A few weeks ago, I made banana bread, which I classify as a baked good and not a fruit. But since the kids were all over the banana bread, I wondered if I might be onto something. Last week I made zucchini bread. Big hit! They're eating vegetables and they don't even know it!!! It occurred to me that if next time I substitute applesauce for the oil, as recommended in many low-fat recipes, I might even be getting close to a food with nutritional value!
A few days later, I discovered another neato trick. They will eat a variety of fruits if I cut them up, serve them in a small cup, and give them toothpicks to "spear" the fruit. Now before I get flamed for allowing my children to eat with a lethal weapon, I would just like to issue the disclaimer that they are now 2 and 3 and consuming mini-fruit shishkabobs in this manner under the extreme supervision of their hyper vigilant mother. I am not endorsing this tactic as appropriate for children of all ages (or even all children), just offering it up as a successful tip that has worked for me.
Thought I would post the one other dish I have that is a great vehicle for Stealth Vegetables - it sneaks in tomato, carrot, and spinach! Can also easily be made into a vegetarian version by omitting the sausage and ground beef. Anyone else out there have ideas to share?!?!
three-cheese lasagna with italian sausage
1 tablespoon olive oil
1 cup chopped onion
3/4 cup finely chopped peeled carrots
2 tablespoons minced garlic
8 ounces lean ground beef
6 ounces spicy Italian sausages, casings removed
1 28-ounce can crushed tomatoes with added puree
1/4 cup tomato paste
1/4 cup chopped fresh basil
1 tablespoon golden brown sugar
1 tablespoon dried oregano
1 bay leaf
1/2 teaspoon dried crushed red pepper
15 lasagna noodles (about 12 ounces)
2 15-ounce containers part-skim ricotta cheese
1 cup grated Parmesan cheese (about 3 ounces)
1 10-ounce package frozen chopped spinach, thawed, drained, squeezed dry
2 large eggs
4 3/4 cups grated mozzarella cheese (about 1 1/4 pounds)
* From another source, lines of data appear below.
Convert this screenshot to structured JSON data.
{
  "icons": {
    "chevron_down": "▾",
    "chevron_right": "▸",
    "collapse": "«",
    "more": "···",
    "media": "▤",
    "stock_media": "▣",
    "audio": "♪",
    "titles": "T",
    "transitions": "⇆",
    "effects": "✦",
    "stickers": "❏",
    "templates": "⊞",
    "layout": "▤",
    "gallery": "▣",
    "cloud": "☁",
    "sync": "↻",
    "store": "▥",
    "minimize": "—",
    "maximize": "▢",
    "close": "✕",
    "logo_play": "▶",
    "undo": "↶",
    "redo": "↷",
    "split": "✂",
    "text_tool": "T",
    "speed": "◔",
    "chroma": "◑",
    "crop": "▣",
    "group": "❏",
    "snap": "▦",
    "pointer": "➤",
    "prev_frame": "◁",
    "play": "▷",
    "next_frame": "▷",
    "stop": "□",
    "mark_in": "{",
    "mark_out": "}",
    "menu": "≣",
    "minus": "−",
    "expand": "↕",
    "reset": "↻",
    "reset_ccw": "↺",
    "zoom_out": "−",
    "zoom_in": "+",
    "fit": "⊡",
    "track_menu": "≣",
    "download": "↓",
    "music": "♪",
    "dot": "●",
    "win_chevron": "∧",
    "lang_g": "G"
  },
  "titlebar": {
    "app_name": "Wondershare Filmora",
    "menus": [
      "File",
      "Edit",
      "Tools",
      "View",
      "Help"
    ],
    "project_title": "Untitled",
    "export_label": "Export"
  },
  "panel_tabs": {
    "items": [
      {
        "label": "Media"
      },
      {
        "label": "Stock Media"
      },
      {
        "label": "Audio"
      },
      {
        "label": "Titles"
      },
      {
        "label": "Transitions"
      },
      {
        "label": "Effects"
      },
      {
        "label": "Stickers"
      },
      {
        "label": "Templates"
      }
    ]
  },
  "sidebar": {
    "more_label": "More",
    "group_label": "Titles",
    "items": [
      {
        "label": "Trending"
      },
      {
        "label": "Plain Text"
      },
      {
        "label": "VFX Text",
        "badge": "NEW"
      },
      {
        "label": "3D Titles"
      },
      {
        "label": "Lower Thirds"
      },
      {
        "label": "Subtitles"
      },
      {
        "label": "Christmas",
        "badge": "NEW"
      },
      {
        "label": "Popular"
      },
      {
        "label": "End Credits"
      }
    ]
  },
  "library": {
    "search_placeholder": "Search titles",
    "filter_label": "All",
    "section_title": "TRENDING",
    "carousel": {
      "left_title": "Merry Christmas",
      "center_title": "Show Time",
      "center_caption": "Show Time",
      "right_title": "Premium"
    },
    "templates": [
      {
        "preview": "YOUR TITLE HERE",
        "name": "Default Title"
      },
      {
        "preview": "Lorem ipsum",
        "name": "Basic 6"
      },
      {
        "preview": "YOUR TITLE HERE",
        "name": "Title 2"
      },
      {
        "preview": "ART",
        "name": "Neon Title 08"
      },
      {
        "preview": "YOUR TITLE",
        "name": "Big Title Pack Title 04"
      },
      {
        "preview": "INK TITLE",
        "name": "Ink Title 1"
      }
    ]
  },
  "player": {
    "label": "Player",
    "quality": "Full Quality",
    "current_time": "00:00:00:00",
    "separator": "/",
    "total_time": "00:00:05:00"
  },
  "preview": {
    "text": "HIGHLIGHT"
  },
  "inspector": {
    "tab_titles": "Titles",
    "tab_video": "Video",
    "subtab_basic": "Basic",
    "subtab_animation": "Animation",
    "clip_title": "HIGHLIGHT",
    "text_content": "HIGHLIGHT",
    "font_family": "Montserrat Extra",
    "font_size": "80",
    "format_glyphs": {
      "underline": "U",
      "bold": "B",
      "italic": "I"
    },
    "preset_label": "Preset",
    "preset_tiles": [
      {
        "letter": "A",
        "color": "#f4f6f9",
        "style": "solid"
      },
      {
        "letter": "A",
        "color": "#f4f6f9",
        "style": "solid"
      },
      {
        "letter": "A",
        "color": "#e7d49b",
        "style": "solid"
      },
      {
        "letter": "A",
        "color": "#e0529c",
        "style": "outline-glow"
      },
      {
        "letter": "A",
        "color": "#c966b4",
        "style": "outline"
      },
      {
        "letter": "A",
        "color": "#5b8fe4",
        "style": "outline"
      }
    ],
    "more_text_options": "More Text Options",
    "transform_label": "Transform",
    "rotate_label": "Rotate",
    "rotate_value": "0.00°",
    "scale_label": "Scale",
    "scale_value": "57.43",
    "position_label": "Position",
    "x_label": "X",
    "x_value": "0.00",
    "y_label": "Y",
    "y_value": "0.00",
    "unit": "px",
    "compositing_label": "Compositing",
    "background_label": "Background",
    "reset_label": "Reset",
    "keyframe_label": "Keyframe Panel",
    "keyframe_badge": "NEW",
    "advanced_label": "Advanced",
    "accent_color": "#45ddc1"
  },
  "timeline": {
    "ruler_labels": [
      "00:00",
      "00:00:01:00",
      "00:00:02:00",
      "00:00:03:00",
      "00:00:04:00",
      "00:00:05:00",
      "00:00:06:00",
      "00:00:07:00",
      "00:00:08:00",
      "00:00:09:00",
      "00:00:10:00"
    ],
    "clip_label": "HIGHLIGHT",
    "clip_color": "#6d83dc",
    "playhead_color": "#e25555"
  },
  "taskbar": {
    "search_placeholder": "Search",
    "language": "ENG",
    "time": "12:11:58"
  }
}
FOR SAUCE: Heat oil in heavy large saucepan over medium heat. Add onion, carrots and garlic; sauté until softened, about 12 minutes. Add beef and sausages to pan; sauté until cooked through, breaking up meat with back of spoon, about 5 minutes. Add remaining ingredients. Cover and simmer until flavors blend and sauce measures about 5 cups, stirring occasionally, about 15 minutes. Discard bay leaf. Cool.
FOR LASAGNA: Preheat oven to 350°F. Cook noodles in large pot of boiling salted water until almost tender, about 7 minutes. Drain; cover with cold water.
Combine ricotta and 3/4 cup Parmesan cheese in medium bowl. Mix in spinach. Season to taste with salt and pepper. Mix in eggs.
Drain pasta and pat dry. Spread 1/2 cup sauce over bottom of 13x9-inch glass baking dish. Place 5 noodles over sauce, overlapping to fit. Spread half of ricotta-spinach mixture evenly over noodles. Sprinkle 2 cups mozzarella cheese evenly over ricotta-spinach mixture. Spoon 1 1/2 cups sauce over cheese, spreading with spatula to cover (sauce will be thick). Repeat layering with 5 noodles, remaining ricotta-spinach mixture, 2 cups mozzarella and 1 1/2 cups sauce. Arrange remaining 5 noodles over sauce. Spread remaining sauce over noodles. Sprinkle remaining 3/4 cup mozzarella cheese and 1/4 cup Parmesan cheese evenly over lasagna. (Can be prepared up to 1 day ahead. Cover tightly with plastic wrap and refrigerate.) Cover baking dish with aluminum foil. Bake lasagna 40 minutes; uncover and bake until hot and bubbly, about 40 minutes. Let lasagna stand 15 minutes before serving. Serves 8.